И, когда это произошло, они скорректировали свою политику в попытке сохранить примерное такие же отношения с постсоветской Россией Ельцина. В результате Запад оказался глубоко втянутым в оказание помощи России при ее переходе к рыночной демократии. Но, несмотря на осознанные усилия Америки и Германии не «изолировать Россию» и не превращать ее «из потенциального друга в потенциального противника», обращение с Москвой оказалось чрезвычайно сложным и чреватым опасностями делом[1824]
.То, что в конечном счете произошло в России в 1990-е гг., было вне контроля Запада. При Ельцине демократия оказалась мертворожденной. Коррупция свирепствовала, верховенство закона так и не укоренилось. И западные лидеры не смогли предотвратить катастрофический экономический коллапс страны. Это вызвало яростную реакцию со стороны русских националистов, униженных хаотическим обнищанием своей страны и внезапной потерей ее европейской империи. Растущая риторика о возвращении России «ближнего зарубежья» усугубила неуверенность новых свободных соседних государств и стимулировала с их стороны требования об интеграции в «институциональный Запад». Согласившись с этим, НАТО не только расширилась как организация (это происходило и раньше – в 1952, 1955 и 1982 гг.), но и спроецировала военное влияние Америки вглубь Восточной Европы. Это, в сочетании с параллельным открытием ЕС на восток, усилило чувство отчуждения в России и ностальгию по великодержавному прошлому страны, особенно в связи с воспоминаниями о поражении Наполеона в 1812 г. и победой над Гитлером в Великой Отечественной войне. В любом случае, Россия всегда была двуликим Янусом – евразийской империей, охватывающей весь континент и обращенной как на восток, так и на запад, – и страной, исторически настолько ревниво относящейся к своему суверенитету, что вряд ли она готова когда-либо уступить хотя бы крупицу его НАТО или ЕС. Перспектива быть просто восточным придатком евроатлантического клуба неизбежно должна была стать оскорблением как для притязаний России на могущество, так и для ее чувства идентичности.

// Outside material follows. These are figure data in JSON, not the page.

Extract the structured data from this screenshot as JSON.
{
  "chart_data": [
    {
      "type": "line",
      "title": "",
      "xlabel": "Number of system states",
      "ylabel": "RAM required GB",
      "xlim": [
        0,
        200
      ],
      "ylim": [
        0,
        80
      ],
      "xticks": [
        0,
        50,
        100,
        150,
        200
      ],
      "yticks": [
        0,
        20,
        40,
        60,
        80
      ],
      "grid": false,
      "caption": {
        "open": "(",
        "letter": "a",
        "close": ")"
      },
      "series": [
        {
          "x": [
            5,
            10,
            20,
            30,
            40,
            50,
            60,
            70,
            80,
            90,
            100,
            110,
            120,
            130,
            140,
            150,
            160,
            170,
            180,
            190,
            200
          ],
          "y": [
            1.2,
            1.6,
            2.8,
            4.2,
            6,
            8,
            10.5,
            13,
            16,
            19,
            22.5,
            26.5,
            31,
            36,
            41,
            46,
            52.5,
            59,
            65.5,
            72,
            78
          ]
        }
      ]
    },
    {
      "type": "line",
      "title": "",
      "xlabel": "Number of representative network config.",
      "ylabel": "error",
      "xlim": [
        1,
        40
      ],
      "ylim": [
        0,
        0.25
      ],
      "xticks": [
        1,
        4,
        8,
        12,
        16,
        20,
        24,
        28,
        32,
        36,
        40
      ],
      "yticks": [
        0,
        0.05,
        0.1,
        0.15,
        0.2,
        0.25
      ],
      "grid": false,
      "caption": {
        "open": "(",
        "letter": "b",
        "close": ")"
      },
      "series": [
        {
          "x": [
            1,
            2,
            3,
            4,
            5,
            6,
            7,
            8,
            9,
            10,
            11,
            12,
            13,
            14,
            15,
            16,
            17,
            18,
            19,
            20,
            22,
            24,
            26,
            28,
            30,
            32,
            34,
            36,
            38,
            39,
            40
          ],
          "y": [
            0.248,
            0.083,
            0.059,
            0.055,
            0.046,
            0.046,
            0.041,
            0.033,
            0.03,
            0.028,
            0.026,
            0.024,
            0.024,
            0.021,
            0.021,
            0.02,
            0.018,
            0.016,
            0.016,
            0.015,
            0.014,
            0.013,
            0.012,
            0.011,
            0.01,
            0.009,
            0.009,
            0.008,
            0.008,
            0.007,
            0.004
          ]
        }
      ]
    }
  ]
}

Эти вопросы, вероятно, невозможно было решить даже с помощью самой деликатной дипломатии.
Но при всем при этом, достижения архитекторов мира после падения Стены были исторически беспрецедентными как по процессу, так и по результату. Вердикт, вынесенный Филипом Зеликовым и Кондолизой Райс в их книге 1995 г. о Европе и государственном управлении, остается в силе: «Лидеры, которые получили свой шанс, действовали умело, быстро и с уважением к достоинству Советского Союза. В результате у Европы остались шрамы, но нет открытых ран от объединения Германии. Это свидетельство умелого государственного управления». По сути, «Европа была преобразована всеобщим принятием западного статус-кво»[1825]
.То, что последовало за этим переходом от холодной войны, часто описывается как эпоха однополярности. Однако, как мы уже видели, это слишком упрощенный взгляд. После мирного объединения Германии и Буш, и Горбачев исходили из того, что международный порядок остается биполярным, хотя теперь он имеет скорее характер сотрудничества, а не конфронтации. 11 сентября 1990 г. в обращении к Конгрессу Буш говорил именно о «возможности перейти к историческому периоду сотрудничества», который, по его мнению, будет «более свободным от угрозы террора, более сильным в стремлении к справедливости и более безопасным в поисках мира» – «мир, совсем не похожий на тот, который мы знали»[1826]
. Это и было предпосылкой нового мирового порядка Буша, а также действительно замечательной многонациональной коалиции – от Сирии до Сенегала, от Великобритании до Бангладеш – которую он собрал, чтобы изгнать Саддама Хусейна из Кувейта и предпринять военные усилия, построенные вокруг столпов США и СССР и на основах международного права. Но, как наглядно продемонстрировал Кувейт, Вашингтон был доминирующей силой: Буш принял решение о войне, и Америка предоставила воинский контингент, материально-техническое обеспечение и технологии, необходимые для одержания победы за сто часов. Таким образом, в новом мировом порядке Буша Советский Союз на самом деле был младшим партнером Америки, а ООН, хотя и освободившаяся от паралича времен холодной войны, могла функционировать как миротворец только тогда, когда ее подпитывала американская мощь.